I tried to pass it off as nothing, a simple apology. I was wrong and admitted it.

It clearly didn’t come out as a simple apology.

In fact, looking into his face, which had changed again to a look I’d seen a glimpse of before, right before he slammed me against the wall at The Feast and kissed me with savage possession, that he took it as something far, far more.

I took a step back.

Lucien’s arm twitched. It was a simple movement for him, barely there, but I staggered forward, crashing against his hard body. His hand dropped mine, his other hand dropped the bags and both arms came around me in a crush.

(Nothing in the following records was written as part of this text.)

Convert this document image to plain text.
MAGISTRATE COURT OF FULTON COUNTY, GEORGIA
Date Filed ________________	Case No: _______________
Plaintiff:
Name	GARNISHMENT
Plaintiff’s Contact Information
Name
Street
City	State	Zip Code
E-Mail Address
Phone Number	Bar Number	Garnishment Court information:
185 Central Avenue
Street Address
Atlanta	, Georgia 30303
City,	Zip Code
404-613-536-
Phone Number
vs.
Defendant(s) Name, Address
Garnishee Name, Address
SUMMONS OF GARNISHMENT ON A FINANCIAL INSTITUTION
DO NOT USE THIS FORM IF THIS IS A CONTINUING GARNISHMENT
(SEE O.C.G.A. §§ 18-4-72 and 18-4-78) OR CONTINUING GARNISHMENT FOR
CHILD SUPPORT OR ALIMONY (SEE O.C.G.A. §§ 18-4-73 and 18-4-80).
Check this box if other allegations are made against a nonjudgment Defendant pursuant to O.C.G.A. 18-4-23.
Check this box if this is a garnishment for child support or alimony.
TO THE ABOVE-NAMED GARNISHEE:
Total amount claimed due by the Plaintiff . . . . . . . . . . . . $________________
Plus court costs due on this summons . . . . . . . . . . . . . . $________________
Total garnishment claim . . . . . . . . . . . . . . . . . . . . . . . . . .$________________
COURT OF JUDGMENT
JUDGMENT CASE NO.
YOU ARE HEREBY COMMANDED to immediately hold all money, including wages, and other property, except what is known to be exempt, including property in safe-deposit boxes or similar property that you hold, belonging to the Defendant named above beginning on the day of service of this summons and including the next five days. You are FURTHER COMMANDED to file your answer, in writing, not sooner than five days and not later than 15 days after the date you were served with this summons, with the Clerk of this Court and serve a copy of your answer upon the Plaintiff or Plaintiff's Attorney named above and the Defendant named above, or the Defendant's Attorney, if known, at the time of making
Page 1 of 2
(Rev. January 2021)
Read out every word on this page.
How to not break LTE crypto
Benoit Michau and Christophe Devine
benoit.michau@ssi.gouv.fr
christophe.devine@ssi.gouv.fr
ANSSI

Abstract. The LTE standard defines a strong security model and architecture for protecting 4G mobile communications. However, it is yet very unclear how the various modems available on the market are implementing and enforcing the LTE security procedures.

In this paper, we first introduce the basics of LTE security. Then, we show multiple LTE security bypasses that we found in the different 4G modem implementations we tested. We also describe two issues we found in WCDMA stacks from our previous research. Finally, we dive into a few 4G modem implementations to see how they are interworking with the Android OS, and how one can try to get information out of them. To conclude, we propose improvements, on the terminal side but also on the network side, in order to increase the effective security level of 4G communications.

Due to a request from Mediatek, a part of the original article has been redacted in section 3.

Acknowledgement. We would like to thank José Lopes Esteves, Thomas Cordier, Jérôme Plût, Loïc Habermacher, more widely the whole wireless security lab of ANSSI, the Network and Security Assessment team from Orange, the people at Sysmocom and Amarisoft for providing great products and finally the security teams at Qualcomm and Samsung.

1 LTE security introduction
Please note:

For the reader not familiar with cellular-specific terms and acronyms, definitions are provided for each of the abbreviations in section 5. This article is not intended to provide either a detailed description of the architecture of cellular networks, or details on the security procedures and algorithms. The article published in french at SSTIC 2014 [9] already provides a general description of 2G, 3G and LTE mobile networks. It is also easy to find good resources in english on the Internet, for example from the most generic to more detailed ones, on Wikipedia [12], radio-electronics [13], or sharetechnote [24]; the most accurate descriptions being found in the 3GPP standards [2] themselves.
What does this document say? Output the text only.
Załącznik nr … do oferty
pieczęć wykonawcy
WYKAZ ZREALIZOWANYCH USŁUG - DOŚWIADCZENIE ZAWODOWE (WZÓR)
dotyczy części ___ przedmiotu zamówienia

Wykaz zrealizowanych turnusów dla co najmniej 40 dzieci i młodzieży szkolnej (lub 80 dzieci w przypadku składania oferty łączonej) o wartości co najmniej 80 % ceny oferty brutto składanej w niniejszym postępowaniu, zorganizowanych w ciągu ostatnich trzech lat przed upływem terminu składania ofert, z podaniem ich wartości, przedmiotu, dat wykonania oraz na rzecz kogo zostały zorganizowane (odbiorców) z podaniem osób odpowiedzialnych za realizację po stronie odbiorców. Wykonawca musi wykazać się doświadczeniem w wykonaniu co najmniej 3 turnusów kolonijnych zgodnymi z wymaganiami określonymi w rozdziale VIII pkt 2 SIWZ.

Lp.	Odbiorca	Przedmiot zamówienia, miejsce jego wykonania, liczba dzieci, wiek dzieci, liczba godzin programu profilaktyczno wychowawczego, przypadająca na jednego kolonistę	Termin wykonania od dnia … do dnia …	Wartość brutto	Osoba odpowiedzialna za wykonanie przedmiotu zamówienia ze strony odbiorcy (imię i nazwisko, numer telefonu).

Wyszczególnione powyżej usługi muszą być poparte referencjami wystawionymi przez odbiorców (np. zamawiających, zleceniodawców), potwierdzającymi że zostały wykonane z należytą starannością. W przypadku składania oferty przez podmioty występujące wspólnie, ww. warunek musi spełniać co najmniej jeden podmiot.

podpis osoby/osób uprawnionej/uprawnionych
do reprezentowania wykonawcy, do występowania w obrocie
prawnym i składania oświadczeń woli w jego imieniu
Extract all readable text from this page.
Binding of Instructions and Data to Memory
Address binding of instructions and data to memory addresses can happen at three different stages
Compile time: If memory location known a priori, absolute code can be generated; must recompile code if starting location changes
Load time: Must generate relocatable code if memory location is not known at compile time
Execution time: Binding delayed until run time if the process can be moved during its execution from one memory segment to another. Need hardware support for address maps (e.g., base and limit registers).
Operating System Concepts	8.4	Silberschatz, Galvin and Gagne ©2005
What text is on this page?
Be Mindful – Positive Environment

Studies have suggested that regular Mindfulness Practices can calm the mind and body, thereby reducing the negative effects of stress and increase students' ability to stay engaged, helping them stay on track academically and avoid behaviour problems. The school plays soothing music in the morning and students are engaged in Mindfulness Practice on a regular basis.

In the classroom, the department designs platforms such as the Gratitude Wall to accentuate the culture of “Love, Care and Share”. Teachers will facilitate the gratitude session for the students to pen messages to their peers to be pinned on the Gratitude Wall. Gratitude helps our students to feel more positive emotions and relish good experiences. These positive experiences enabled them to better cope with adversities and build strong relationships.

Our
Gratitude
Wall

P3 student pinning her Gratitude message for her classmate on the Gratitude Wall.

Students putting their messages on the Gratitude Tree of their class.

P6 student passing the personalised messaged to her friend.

He kissed me with a savage possession that was highly inappropriate on a Sunday afternoon in a street filled with boutiques.

It also curled my toes, sent fire straight between my legs and had me melting into him.

“Yeesh, get a room,” someone who seemed far, far away said.

“Randy, shush!” someone else who seemed far, far away shushed the first someone. “They’re probably on their honeymoon or something.”

Lucien’s mouth disconnected from mine and I found I was on tiptoes. I had one arm wrapped around his neck, my other hand was fisted in his hair and I was plastered against him from chest to knees.

My foggy mind snapped to and I tried to shut down my systems, my response, the way I liked it far more than was healthy when he kissed me.

Especially when he kissed me like that.

My hand left his hair and went to his shoulder but he kept me close, his eyes hooded but examining my face.

Then he said something that freaked me out.

“I want to believe this is you,” his voice was low, soft, quiet, “but this isn’t you.”

He was wrong and he was right.

It wasn’t me. It was the new, improved me.

Or at least the new, improved, perfect concubine me before I could go back to the old, faulty, real me when he released me.

“You don’t think I can apologize?” I asked, giving his shoulder a testing push.

He didn’t move a centimeter.

I stopped pushing.

“No,” his voice was still low, “that was you. The kiss was you. The rest of it is not.”

“What rest of it?”

He changed subjects. “We should talk about last night.”

I felt my body begin to stiffen but I fought it and stayed relaxed.

“If you like.”

His mouth grew tight as his gaze grew sharp.

“Not. Fucking. You,” he declared, now angry and I held my breath for what was next.

I couldn’t fight with him. The new, improved Leah wouldn’t do that, certainly not on a boutique street.

No. Not ever. I could never fight with him.

I was channeling Perfect Cousin Myrna when he let me go but grabbed my hand, snatched up the bags, switched our direction and headed back to the valet parking.

We walked in silence.

I decided to test his mood. “Do you mind if we get a latte for the road?”

He stopped and looked at me. “What would you say if I did mind?”

Old Leah would tell him it would only take ten flipping minutes or at least she’d glare at him and pout all the way home.